It’s My Privilege

Me & Aunt Josie helping me during a book signing

I was recently watching the show The Middle.  In the show Frankie has to take care of her mother after a hospital stay.  What ensues is a lot of humor and chaos (much like real life caregiving).  After much frustration with her mother and lots of wearisome tears, her mother says “I’m so sorry you have to take care of me”, to which Frankie replies “it’s my privilege”.   She then shares how when she was a new mother, her mother would always show up to help her manage her small children and when she would apologize for all of the chaos her mother would simply respond “It’s my privilege”.

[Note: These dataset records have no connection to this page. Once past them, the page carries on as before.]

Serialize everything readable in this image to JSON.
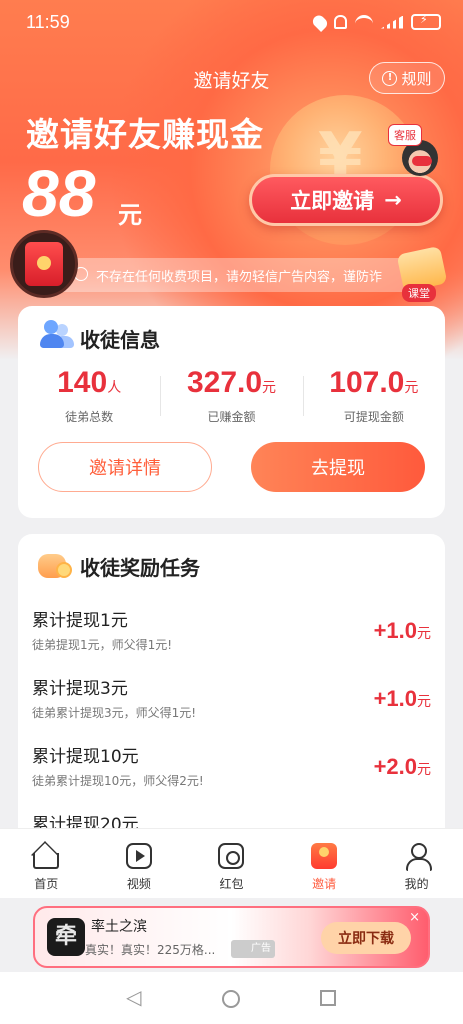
{
  "status_bar": {
    "time": "11:59"
  },
  "header": {
    "title": "邀请好友",
    "rules_label": "规则"
  },
  "hero": {
    "headline": "邀请好友赚现金",
    "amount": "88",
    "amount_unit": "元",
    "invite_button": "立即邀请",
    "invite_arrow": "→",
    "service_label": "客服",
    "course_label": "课堂",
    "notice": "不存在任何收费项目，请勿轻信广告内容，谨防诈"
  },
  "apprentice_info": {
    "title": "收徒信息",
    "stats": [
      {
        "value": "140",
        "unit": "人",
        "label": "徒弟总数"
      },
      {
        "value": "327.0",
        "unit": "元",
        "label": "已赚金额"
      },
      {
        "value": "107.0",
        "unit": "元",
        "label": "可提现金额"
      }
    ],
    "details_button": "邀请详情",
    "withdraw_button": "去提现"
  },
  "reward_tasks": {
    "title": "收徒奖励任务",
    "items": [
      {
        "name": "累计提现1元",
        "desc": "徒弟提现1元，师父得1元!",
        "reward": "+1.0",
        "unit": "元"
      },
      {
        "name": "累计提现3元",
        "desc": "徒弟累计提现3元，师父得1元!",
        "reward": "+1.0",
        "unit": "元"
      },
      {
        "name": "累计提现10元",
        "desc": "徒弟累计提现10元，师父得2元!",
        "reward": "+2.0",
        "unit": "元"
      },
      {
        "name": "累计提现20元",
        "desc": "",
        "reward": "",
        "unit": ""
      }
    ]
  },
  "tabs": [
    {
      "label": "首页",
      "icon": "home-icon"
    },
    {
      "label": "视频",
      "icon": "video-icon"
    },
    {
      "label": "红包",
      "icon": "red-packet-icon"
    },
    {
      "label": "邀请",
      "icon": "invite-icon",
      "active": true
    },
    {
      "label": "我的",
      "icon": "profile-icon"
    }
  ],
  "ad": {
    "logo_char": "牵",
    "title": "率土之滨",
    "subtitle": "真实！真实！225万格...",
    "tag": "广告",
    "download_button": "立即下载",
    "close": "×"
  },
  "colors": {
    "accent": "#ff5a3c",
    "reward_red": "#e8313c"
  }
}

And so, goes the circle of life….

So many times, as I’ve supported family members in need of care, I have forgotten that it is a privilege to take care of others and that those I have cared for have been people who have always shown up for me.  I remember my Aunt Josie apologizing for having to rely on me so much, to which I would reply “if the roles were reversed, you would do it for me”.  Which I know she would have and had in the past.  About 10 years ago, I had a surgery which left me laid up at home for several weeks, my mom and aunt came over and made meals, tidied up my house and made sure I was taken care of during my recovery.

What the care recipients in my life failed to understand is that how they have shown up for me and those around them, is how I learned to show up for them and others in my life…by example. So, what are some takeaways?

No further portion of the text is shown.